Casablanca Restaurant
Dinner-only Moroccan restaurant in Kailua serving a fixed-price multi-course meal with tea service. Best for a slower, distinctive sit-down dinner rather than a casual drop-in.
- Dinner only
- Fixed-price multi-course menu
- BYOB with corkage fee
- Reservations recommended
Casablanca Restaurant is one of Kailua’s most distinctive dinner options: a Moroccan, dinner-only spot built around a fixed prix-fixe meal, mint tea, and a deliberately unhurried pace. It stands apart from the area’s more casual beach-town dining because it treats dinner as a full experience rather than a quick order-and-go stop. For travelers who want something memorable on Oahu’s Windward Coast, this is the kind of place that feels like a planned evening, not just a meal.
What Casablanca does best
The restaurant’s strongest appeal is its clear, focused identity. The menu stays rooted in traditional Moroccan cooking rather than trying to be all things to all diners. A typical dinner unfolds in courses that may include soup, salad, b’stilla, a choice of main, and a finish of mint tea with sweets. That structure gives the meal a sense of ceremony, and it suits diners who like to settle in and let dinner unfold at a gentler rhythm.
Several dishes define the experience: harrira soup, Moroccan salad, b’stilla, couscous, fish charmoula, calamari Mogador, Cornish hen with preserved lemons and olives, lamb brochettes, and lamb tagines with eggplant, honey, or prunes. The menu leans classic rather than trendy, which is part of the appeal. It is a place to order a Moroccan dinner, not to puzzle through a sprawling list of unrelated dishes.
The tea service matters here too. Fresh mint tea is not an afterthought; it serves as the natural close to the meal and reinforces the restaurant’s calm, hospitable feel. Casablanca also allows BYOB with a corkage fee, which adds flexibility for diners who want to bring a bottle to match the evening.
The feel of the experience
Casablanca is intimate, with a sit-down format that feels more destination-like than neighborhood-casual. The room is designed to create a mood, and the restaurant’s Moroccan identity comes through not only in the food but in the way the meal is staged. The pace is slower, the presentation is intentional, and the overall effect is closer to a special-occasion dinner than a spontaneous weekday bite.
That atmosphere is a major reason people remember it. The experience is immersive enough to feel different from most Kailua restaurants, and it works especially well for date nights or for visitors looking for an evening that feels a little more transportive. The restaurant’s own old-school touch—offering fingers as the default with silverware available on request—adds to the sense that this is a place with a strong point of view.

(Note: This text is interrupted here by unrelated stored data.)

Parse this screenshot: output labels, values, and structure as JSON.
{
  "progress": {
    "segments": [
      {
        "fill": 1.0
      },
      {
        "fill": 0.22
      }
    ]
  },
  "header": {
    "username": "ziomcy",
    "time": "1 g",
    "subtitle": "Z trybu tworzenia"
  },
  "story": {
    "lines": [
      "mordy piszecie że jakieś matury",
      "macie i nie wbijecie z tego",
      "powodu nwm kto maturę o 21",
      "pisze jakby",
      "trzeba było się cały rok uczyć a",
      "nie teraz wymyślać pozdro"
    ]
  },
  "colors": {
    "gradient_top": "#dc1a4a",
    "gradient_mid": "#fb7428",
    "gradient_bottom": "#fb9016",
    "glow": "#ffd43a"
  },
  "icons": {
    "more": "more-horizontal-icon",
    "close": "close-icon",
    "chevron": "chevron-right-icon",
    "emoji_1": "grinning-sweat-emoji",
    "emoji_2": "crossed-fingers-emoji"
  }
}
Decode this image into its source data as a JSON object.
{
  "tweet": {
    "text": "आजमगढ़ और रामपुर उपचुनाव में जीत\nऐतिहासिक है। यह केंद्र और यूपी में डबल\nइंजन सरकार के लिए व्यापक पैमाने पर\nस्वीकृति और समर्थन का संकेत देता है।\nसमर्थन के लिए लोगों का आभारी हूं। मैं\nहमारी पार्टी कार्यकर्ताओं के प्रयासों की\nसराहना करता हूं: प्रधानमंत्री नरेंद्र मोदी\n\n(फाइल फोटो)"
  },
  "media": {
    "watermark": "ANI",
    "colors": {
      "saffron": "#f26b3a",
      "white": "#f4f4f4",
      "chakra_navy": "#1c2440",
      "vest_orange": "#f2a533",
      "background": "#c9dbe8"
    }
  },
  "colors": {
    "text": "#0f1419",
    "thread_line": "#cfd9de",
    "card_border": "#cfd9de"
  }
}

Casablanca’s story is not heavily documented in the materials available, but its personality is easy to read: long-running, specialized, and confident in its niche. It does not seem interested in broadening out into generic Mediterranean fare. Instead, it leans into a specific Moroccan dining ritual and lets that be the draw.
Practical tradeoffs to know
The same things that make Casablanca memorable also make it less convenient for some travelers. It is dinner-only, open Tuesday through Saturday from 6:00 PM to 8:30 PM, so it is not a flexible option for late arrivals or midday plans. Reservations are recommended, and the fixed-price format means there is less room for custom ordering than at a standard à la carte restaurant.
That tradeoff is important. Diners who want a quick meal, a wide range of choices, or easy improvisation may find the experience too structured. The pacing is part of the concept, and this is the kind of place where several courses can take time. Larger groups should also note the service-charge policy, and anyone bringing drinks should expect a corkage fee.
The menu offers some vegetarian-friendly elements, especially the couscous with vegetables and the salads, but this is still a set-menu restaurant first and foremost. It works best for guests who are comfortable with the format rather than those needing lots of substitutions.
Who should go
Casablanca is best for travelers seeking a romantic dinner, a special-occasion meal, or something distinctly different from the usual Hawaii restaurant circuit. It is especially appealing to diners who enjoy strong atmosphere, a defined culinary tradition, and a meal that feels paced and considered.
It is less ideal for anyone wanting speed, spontaneity, or a very broad menu. But for those ready to lean into the format, Casablanca offers one of Kailua’s most memorable dinner experiences: warm, structured, and satisfyingly specific.